Just listening to the first few moments of the albums opening number, “Plas” you can tell that this album is going to be trip. The song starts off with a low pitched, motorized kind of sound that is built around with haunting keyboard swirls and warped guitar effects. Cluster II
was recorded in 1970 yet “Plas”has such a futuristic atmosphere, it sounds as if it was recorded underwater. At first Cluster II
can be difficult because the music is purely based off repetitive drone collages and alien keyboard soundscapes yet after repeated listens the listener will realize how trance-inducing this music really is.
Another interesting aspect about this German duo is how they incorporate guitars into their music and are still able to pull off such a muted, insane sound. “Im Suden” is propelled by a skeletal guitar riff that eventually evolves into sublime interplay between Dieter Moebius’s repeated guitar riff and Hans-Joachim Roedelius’s deep, haunting keyboard surges. Lasting up to twelve minutes in length “Im Suden” is a perfect blend of ghastly electronics and repetitive guitar riffing.
Although many ambient groups add a couple of cheesy synths over one another and repeat this process for every song they write Cluster come up with many unique and truly bizarre sounds while still maintaining an ambient sound. “Georgel” makes the listener feel like he is trapped inside of a submarine 300 miles below the ocean; these keyboard drones are so haunting when accompanied by crunching guitar chords that it’s nearly impossible to not be hypnotized. “Live in der Fabrik” is a fourteen minute epic driven by countless droning sounds. The music changes so subtly and quickly that it’s hard to keep up with the spacey keyboard sparkles and muted guitar reverb without getting lost along the way.
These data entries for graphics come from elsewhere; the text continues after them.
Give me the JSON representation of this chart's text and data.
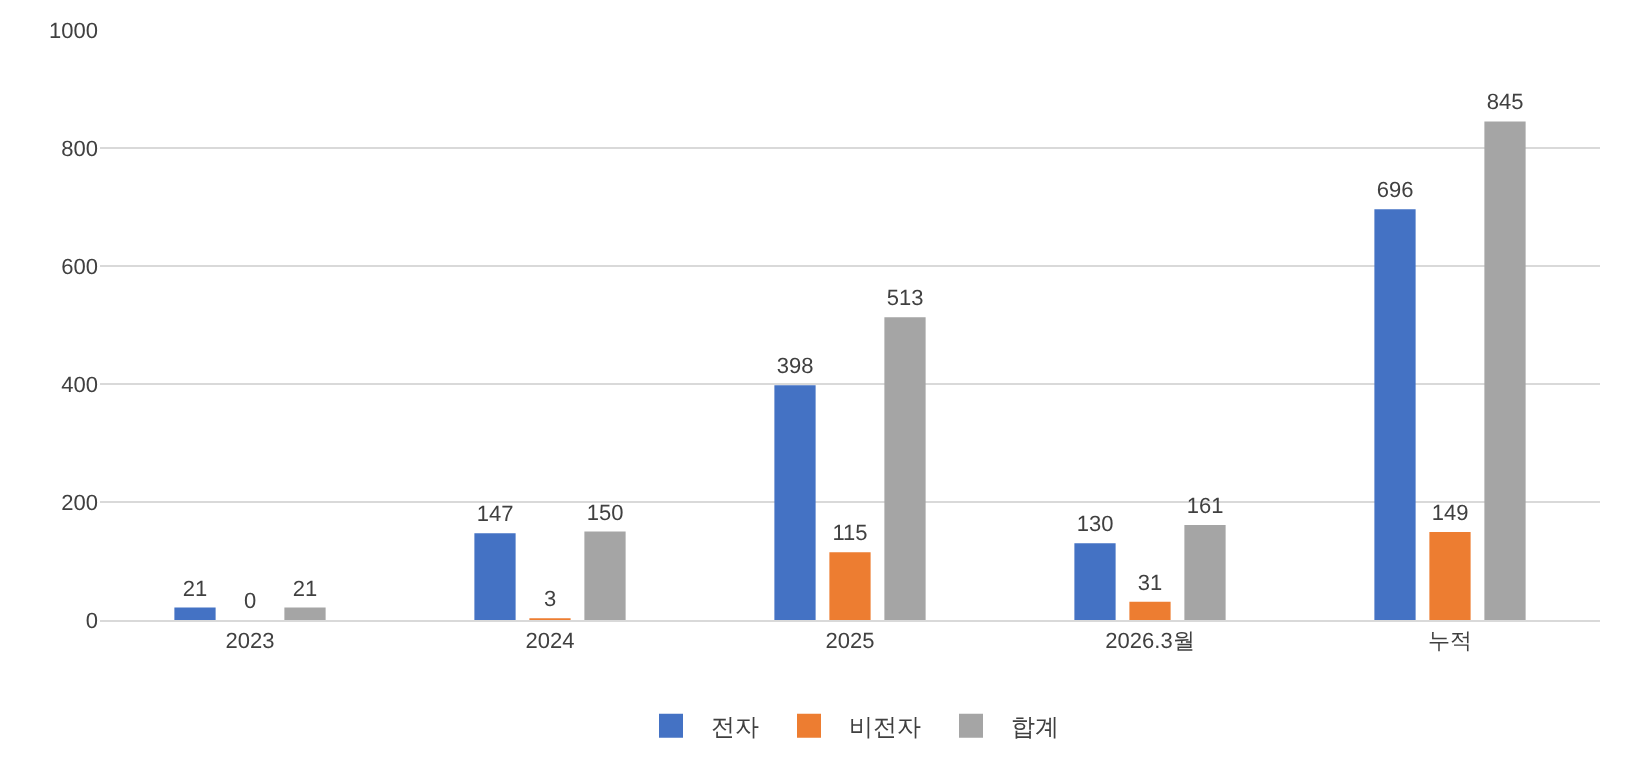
{
  "chart_data": {
    "type": "bar",
    "categories": [
      "2023",
      "2024",
      "2025",
      "2026.3월",
      "누적"
    ],
    "series": [
      {
        "name": "전자",
        "color": "#4472c4",
        "values": [
          21,
          147,
          398,
          130,
          696
        ]
      },
      {
        "name": "비전자",
        "color": "#ed7d31",
        "values": [
          0,
          3,
          115,
          31,
          149
        ]
      },
      {
        "name": "합계",
        "color": "#a5a5a5",
        "values": [
          21,
          150,
          513,
          161,
          845
        ]
      }
    ],
    "ylim": [
      0,
      1000
    ],
    "yticks": [
      0,
      200,
      400,
      600,
      800,
      1000
    ],
    "grid": "y",
    "legend": "bottom",
    "data_labels": true
  }
}
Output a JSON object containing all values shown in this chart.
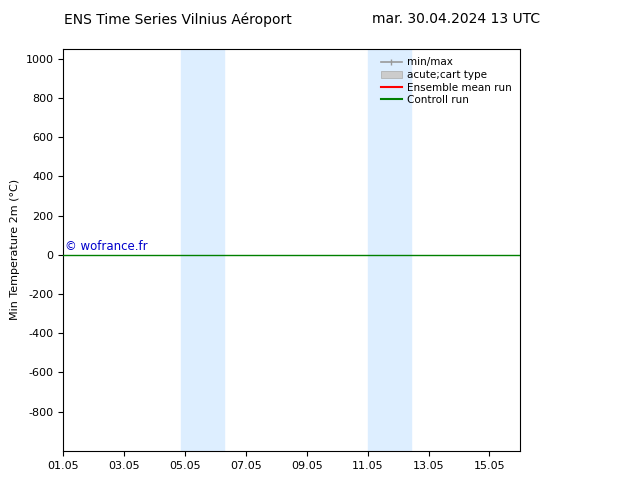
{
  "title_left": "ENS Time Series Vilnius Aéroport",
  "title_right": "mar. 30.04.2024 13 UTC",
  "ylabel": "Min Temperature 2m (°C)",
  "ylim_top": -1000,
  "ylim_bottom": 1050,
  "yticks": [
    -800,
    -600,
    -400,
    -200,
    0,
    200,
    400,
    600,
    800,
    1000
  ],
  "xtick_labels": [
    "01.05",
    "03.05",
    "05.05",
    "07.05",
    "09.05",
    "11.05",
    "13.05",
    "15.05"
  ],
  "xtick_positions": [
    0,
    2,
    4,
    6,
    8,
    10,
    12,
    14
  ],
  "xlim": [
    0,
    15
  ],
  "blue_bands": [
    {
      "xmin": 3.85,
      "xmax": 4.57
    },
    {
      "xmin": 4.57,
      "xmax": 5.28
    },
    {
      "xmin": 10.0,
      "xmax": 10.72
    },
    {
      "xmin": 10.72,
      "xmax": 11.43
    }
  ],
  "green_line_y": 0,
  "green_line_color": "#008000",
  "watermark": "© wofrance.fr",
  "watermark_color": "#0000cc",
  "legend_entries": [
    "min/max",
    "acute;cart type",
    "Ensemble mean run",
    "Controll run"
  ],
  "legend_symbol_colors": [
    "#999999",
    "#cccccc",
    "#ff0000",
    "#008000"
  ],
  "background_color": "#ffffff",
  "band_color": "#ddeeff",
  "title_fontsize": 10,
  "axis_fontsize": 8,
  "tick_fontsize": 8,
  "legend_fontsize": 7.5
}
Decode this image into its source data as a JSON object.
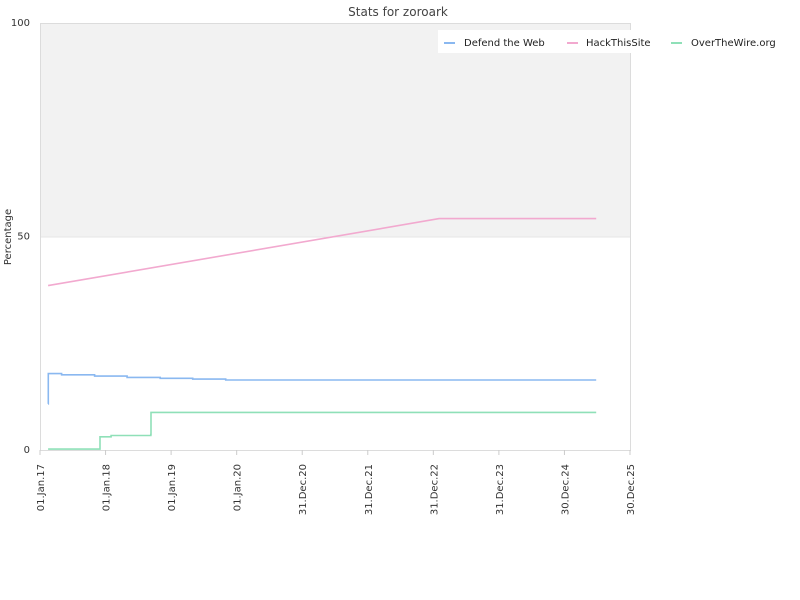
{
  "chart_data": {
    "type": "line",
    "title": "Stats for zoroark",
    "ylabel": "Percentage",
    "xlabel": "",
    "ylim": [
      0,
      100
    ],
    "yticks": [
      "0",
      "50",
      "100"
    ],
    "xlim": [
      "2017-01-01",
      "2025-12-30"
    ],
    "xticks": [
      {
        "date": "2017-01-01",
        "label": "01.Jan.17"
      },
      {
        "date": "2018-01-01",
        "label": "01.Jan.18"
      },
      {
        "date": "2019-01-01",
        "label": "01.Jan.19"
      },
      {
        "date": "2020-01-01",
        "label": "01.Jan.20"
      },
      {
        "date": "2020-12-31",
        "label": "31.Dec.20"
      },
      {
        "date": "2021-12-31",
        "label": "31.Dec.21"
      },
      {
        "date": "2022-12-31",
        "label": "31.Dec.22"
      },
      {
        "date": "2023-12-31",
        "label": "31.Dec.23"
      },
      {
        "date": "2024-12-30",
        "label": "30.Dec.24"
      },
      {
        "date": "2025-12-30",
        "label": "30.Dec.25"
      }
    ],
    "legend_position": "top-right",
    "shaded_band": {
      "from": 50,
      "to": 100,
      "color": "#f2f2f2"
    },
    "series": [
      {
        "name": "Defend the Web",
        "color": "#8ab8f0",
        "step": true,
        "points": [
          [
            "2017-02-15",
            10.8
          ],
          [
            "2017-02-16",
            17.9
          ],
          [
            "2017-05-01",
            17.6
          ],
          [
            "2017-11-01",
            17.3
          ],
          [
            "2018-05-01",
            17.0
          ],
          [
            "2018-11-01",
            16.8
          ],
          [
            "2019-05-01",
            16.6
          ],
          [
            "2019-11-01",
            16.4
          ],
          [
            "2025-06-25",
            16.4
          ]
        ]
      },
      {
        "name": "HackThisSite",
        "color": "#f2a9cf",
        "step": false,
        "points": [
          [
            "2017-02-15",
            38.5
          ],
          [
            "2023-02-01",
            54.2
          ],
          [
            "2025-06-25",
            54.2
          ]
        ]
      },
      {
        "name": "OverTheWire.org",
        "color": "#8fe0b8",
        "step": true,
        "points": [
          [
            "2017-02-15",
            0.2
          ],
          [
            "2017-12-01",
            3.1
          ],
          [
            "2018-02-01",
            3.4
          ],
          [
            "2018-09-10",
            3.6
          ],
          [
            "2018-09-11",
            8.8
          ],
          [
            "2025-06-25",
            8.8
          ]
        ]
      }
    ]
  }
}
has been released for nearly 40 years and it sounds like it could have been recorded yesterday. Unfortunately this duo never made it big even in the limited realm of krautrock enthusiasts. Keep in mind Cluster II
can be a challenging listen since all of these songs are built off of repetitive, frightful keyboard drones. With that said anybody with an interest in electronically produced music should give this album a listen as it a hypnotically satisfying record released countless years ahead of its time.